MedHallTune: An Instruction-Tuning Benchmark for Mitigating Medical Hallucination in Vision-Language Models

TL;DR

MedHallTune tackles the critical problem of hallucinations in medical vision-language models by introducing a large-scale, specialized benchmark composed of over 100k images and 1M instruction pairs that include both hallucination and non-hallucination samples. The dataset is generated with GPT-4o and validated through a two-step self-check to ensure alignment with medical ground-truth annotations, and it employs four clinical-focused metrics to assess performance. Experiments demonstrate that fine-tuning with MedHallTune improves hallucination management and enhances zero-shot medical VQA capabilities across diverse VLVMs, including both general and medical-domain systems. This work advances trustworthy medical AI by providing a rigorous evaluation framework and practical improvements for mitigating clinically harmful hallucinations.

Abstract

The increasing use of vision-language models (VLMs) in healthcare applications presents great challenges related to hallucinations, in which the models may generate seemingly plausible results that are in fact incorrect. Such hallucinations can jeopardize clinical decision making, potentially harming the diagnosis and treatments. In this work, we propose MedHallTune, a large-scale benchmark designed specifically to evaluate and mitigate hallucinations in medical VLMs. Comprising over 100,000 images and 1,000,000 instruction pairs, MedHallTune includes both hallucination and non-hallucination samples, each with ground-truth annotations. We conduct a comprehensive evaluation of current medical and general VLMs using MedHallTune, assessing their performance across key metrics, including clinical accuracy, relevance, detail level, and risk level. The experimental results show that fine-tuning with MedHallTune successfully improves the ability of several existing models to manage hallucinations and boost their zero-shot performance on downstream visual-question-answering (VQA) tasks, making them more reliable for practical medical applications. Our work contributes to the development of more trustworthy VLMs.
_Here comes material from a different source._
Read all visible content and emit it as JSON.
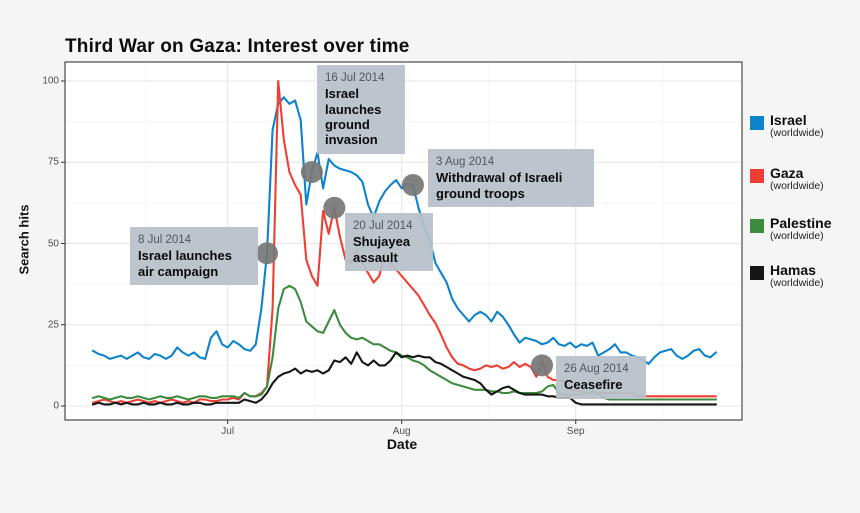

Codes and dataset will be available at \href{https://github.com/russellyq/MedHallTune}{MedHallTune}.

Paper Structure

This paper contains 8 sections, 5 figures, 3 tables.

Figures (5)

  • Figure 1: Examples of the medical hallucination in VLMs. The user queries about non-existent objects in orbit of the brain or incorrect medical knowledge of trauma to the abdomen. LLaVA-Med li2024llava generates a plausible response but is incorrect, as shown in red. In contrast, after fine-tuned on MedHallTune, it provides the correct answer, effectively countering the hallucination, as highlighted in green.
  • Figure 2: Overview of the pipeline, demonstrating the process of mitigation and evaluation of medical hallucinations in VLMs via instruction tuning on MedHallTune.
  • Figure 3: Examples of (a) hallucination and (b) non-hallucination instruction data. In the hallucination instructions, user questions are designed to inquire about non-existing medical objects, incorrect attributes of medical objects, and erroneous clinical knowledge. The answers are formulated to address these hallucinations by providing accurate responses. (c) Quality control by filtering out incorrect instructions.
  • Figure 4: Evaluation procedures and detailed scoring criteria.
  • Figure 5: Ablation study comparing model performance across training sets: positive (non-hallucination), negative (hallucination), and MedHallTune with and without (w.o) quality control, as well as training on 25%, 50%, 75%, and 100% of data.